“Se o Rio está há décadas em guerra, é porque o país inteiro abandonou o tema da segurança pública, e isso inclui os governos federais que preferiram fechar os olhos para a falência das instituições estaduais.”
Para justificar o colapso da segurança pública no Rio, a esquerda está culpando os governos estaduais de direita, mas ignora que, durante 23 anos de governos petistas, o estado recebeu verbas federais insuficientes e nenhum plano de segurança integrado que pudesse reestruturar a polícia, reformar os batalhões, investir em inteligência ou impedir o avanço territorial das facções.
É cômodo jogar a responsabilidade sobre os governos locais quando quem detinha o caixa e o poder político nacional, no maior período de expansão do crime organizado, era o PT.
Se o Rio está há décadas em guerra, é porque o país inteiro abandonou o tema da segurança pública, e isso inclui os governos federais que preferiram fechar os olhos para a falência das instituições estaduais.
Também vale lembrar que o início da militarização do tráfico, a entrada dos fuzis no Rio e do poder de fogo pesado, aconteceu durante o governo Moreira Franco. Foi nessa época que o Estado perdeu o controle territorial das comunidades e o crime começou a se estruturar como poder paralelo. E, ironicamente, Moreira Franco, anos depois, seria abraçado pela esquerda, ocupando cargos no governo Dilma e se beneficiando da articulação política do PT.
Ou seja, o mesmo grupo político que hoje finge indignação com o caos no Rio, acolheu um dos principais responsáveis pela escalada armada das facções.
Entre os períodos dos governos Lula e Dilma, as milícias cresceram como força estruturada no Rio, vendidas à população e até a mídia como uma “autodefesa comunitária” contra o tráfico. Só que esse discurso se desenvolveu em um vácuo completo de política federal de segurança pública, e aí entra a contribuição do governo do PT. Lula não implementou um plano nacional de integração entre as polícias estaduais, nem criou uma estrutura de inteligência compartilhada. Isso deixou o estado do Rio agir por conta própria, sem suporte técnico ou recursos federais adequados, o que acabou estimulando políticas locais improvisadas, como a tolerância às milícias em favelas. Nessa época, o governo federal estava priorizando programas de inclusão social e expansão de crédito, assim, a segurança pública ficou marginalizada no orçamento. Isso impediu o Rio de reformar batalhões, modernizar armamentos e criar centros de inteligência.
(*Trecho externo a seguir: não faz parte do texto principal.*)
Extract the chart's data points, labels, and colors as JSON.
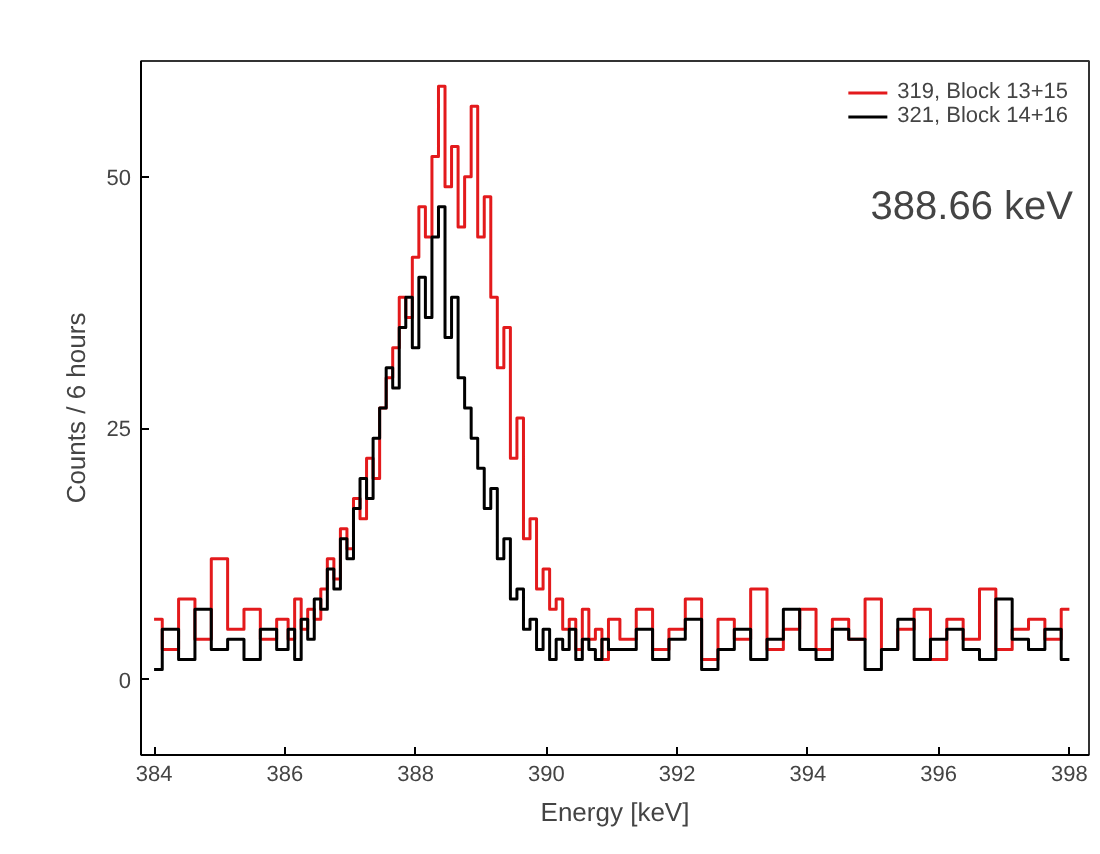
{
  "chart_data": {
    "type": "step",
    "xlabel": "Energy [keV]",
    "ylabel": "Counts / 6 hours",
    "annotations": [
      "388.66 keV"
    ],
    "x": [
      384.0,
      384.25,
      384.5,
      384.75,
      385.0,
      385.25,
      385.5,
      385.75,
      386.0,
      386.1,
      386.2,
      386.3,
      386.4,
      386.5,
      386.6,
      386.7,
      386.8,
      386.9,
      387.0,
      387.1,
      387.2,
      387.3,
      387.4,
      387.5,
      387.6,
      387.7,
      387.8,
      387.9,
      388.0,
      388.1,
      388.2,
      388.3,
      388.4,
      388.5,
      388.6,
      388.7,
      388.8,
      388.9,
      389.0,
      389.1,
      389.2,
      389.3,
      389.4,
      389.5,
      389.6,
      389.7,
      389.8,
      389.9,
      390.0,
      390.1,
      390.2,
      390.3,
      390.4,
      390.5,
      390.6,
      390.7,
      390.8,
      390.9,
      391.0,
      391.25,
      391.5,
      391.75,
      392.0,
      392.25,
      392.5,
      392.75,
      393.0,
      393.25,
      393.5,
      393.75,
      394.0,
      394.25,
      394.5,
      394.75,
      395.0,
      395.25,
      395.5,
      395.75,
      396.0,
      396.25,
      396.5,
      396.75,
      397.0,
      397.25,
      397.5,
      397.75,
      398.0
    ],
    "series": [
      {
        "name": "319, Block 13+15",
        "color": "#e31a1c",
        "values": [
          6,
          3,
          8,
          4,
          12,
          5,
          7,
          4,
          6,
          4,
          8,
          5,
          7,
          6,
          9,
          12,
          10,
          15,
          13,
          18,
          16,
          22,
          20,
          27,
          30,
          33,
          38,
          36,
          42,
          47,
          44,
          52,
          59,
          49,
          53,
          45,
          50,
          57,
          44,
          48,
          38,
          31,
          35,
          22,
          26,
          14,
          16,
          9,
          11,
          7,
          8,
          5,
          6,
          3,
          7,
          4,
          5,
          2,
          6,
          4,
          7,
          3,
          5,
          8,
          2,
          6,
          4,
          9,
          3,
          5,
          7,
          3,
          6,
          4,
          8,
          3,
          5,
          7,
          2,
          6,
          4,
          9,
          3,
          5,
          6,
          4,
          7
        ]
      },
      {
        "name": "321, Block 14+16",
        "color": "#000000",
        "values": [
          1,
          5,
          2,
          7,
          3,
          4,
          2,
          5,
          3,
          5,
          2,
          6,
          4,
          8,
          7,
          11,
          9,
          14,
          12,
          17,
          20,
          18,
          24,
          27,
          31,
          29,
          35,
          38,
          33,
          40,
          36,
          44,
          47,
          34,
          38,
          30,
          27,
          24,
          21,
          17,
          19,
          12,
          14,
          8,
          9,
          5,
          6,
          3,
          5,
          2,
          4,
          3,
          5,
          2,
          4,
          3,
          2,
          4,
          3,
          3,
          5,
          2,
          4,
          6,
          1,
          3,
          5,
          2,
          4,
          7,
          3,
          2,
          5,
          4,
          1,
          3,
          6,
          2,
          4,
          5,
          3,
          2,
          8,
          4,
          3,
          5,
          2
        ]
      }
    ],
    "xlim": [
      383.8,
      398.3
    ],
    "xticks": [
      384,
      386,
      388,
      390,
      392,
      394,
      396,
      398
    ],
    "ylim": [
      -7.5,
      61.5
    ],
    "yticks": [
      0,
      25,
      50
    ],
    "grid": false,
    "legend": "top right",
    "line_style": "solid"
  }
}
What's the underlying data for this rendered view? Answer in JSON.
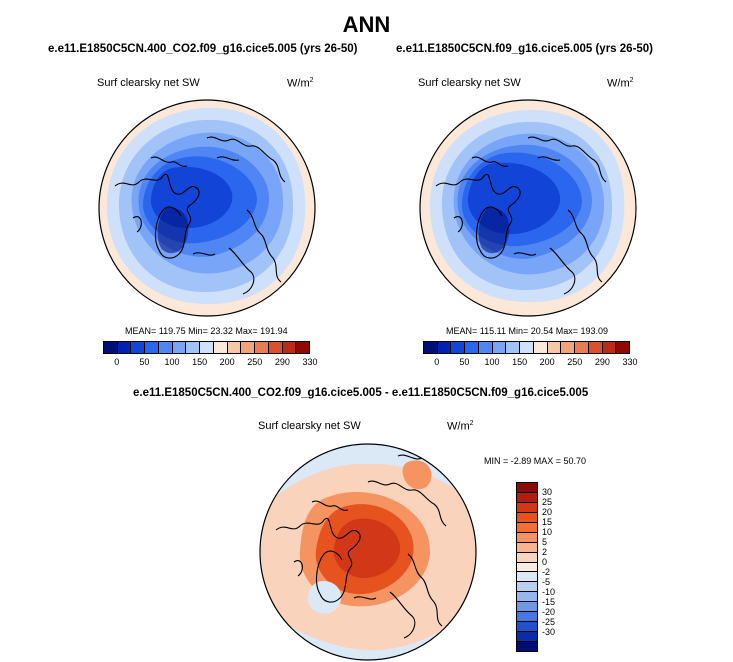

O resultado favoreceu as milícias, que ocuparam o vácuo estatal, oferecendo “proteção” onde o Estado não chegava.
Mesmo quando surgiram as primeiras investigações sobre grupos paramilitares formados por PMs, ex-PMs e bombeiros, não houve cobrança federal nem intervenção política. O governo Lula optou por manter aliança com Garotinho e, depois, com setores do PMDB do Rio, em nome da governabilidade nacional. Isso significou fechar os olhos para o surgimento de uma estrutura criminosa que crescia dentro do próprio aparelho policial.
Hoje, o discurso da esquerda tenta colar a imagem da milícia à direita bolsonarista, o que em parte é verdadeiro. Mas o que é omitido, é que as milícias floresceram, enriqueceram e se institucionalizaram sob governos aliados ao PT, sem nenhuma política nacional de combate a esse fenômeno.
Mas o fracasso da esquerda na segurança pública não se restringe ao Rio. Nos estados onde o PT governa há mais tempo, como Bahia e Ceará, o cenário é ainda mais alarmante. Sob uma política de segurança pública passiva e ideologizada, os governos petistas apostaram na redução da letalidade policial e em programas de “prevenção social”, mas sem estrutura de inteligência, sem integração entre as polícias e sem controle penitenciário efetivo.
Na Bahia, o resultado é o pior possível. O estado lidera o ranking de homicídios do país há anos, com recordes de execuções, domínio territorial e presença consolidada de diferentes facções que rivalizam intensamente.
No Ceará, a expansão da GDE transformou bairros inteiros em zonas sob comando criminoso, enquanto o governo manteve a postura de neutralidade operacional, tentando conter o problema com discursos sobre pacificação e inclusão social.
O erro é estrutural, e a esquerda trata a segurança pública como um debate moral, e não como política de Estado. Fala em “combater causas sociais”, mas abandona o campo da força, da inteligência e da soberania, apontando o dedo para adversários políticos, enquanto ela mesma contribuiu a maior parte do tempo para isso acontecer. O resultado é um país em que o crime avança, o cidadão perde espaço e o Estado negocia o território que deveria proteger.
Não estou defendendo os governos de direita no Rio, que foram desastrosos. Mas não tem como jogar tudo na conta deles, quando os mesmos estavam alinhados a setores de esquerda e ao próprio PT no governo federal, que em 23 anos não apresentou nenhum plano eficiente para a segurança pública.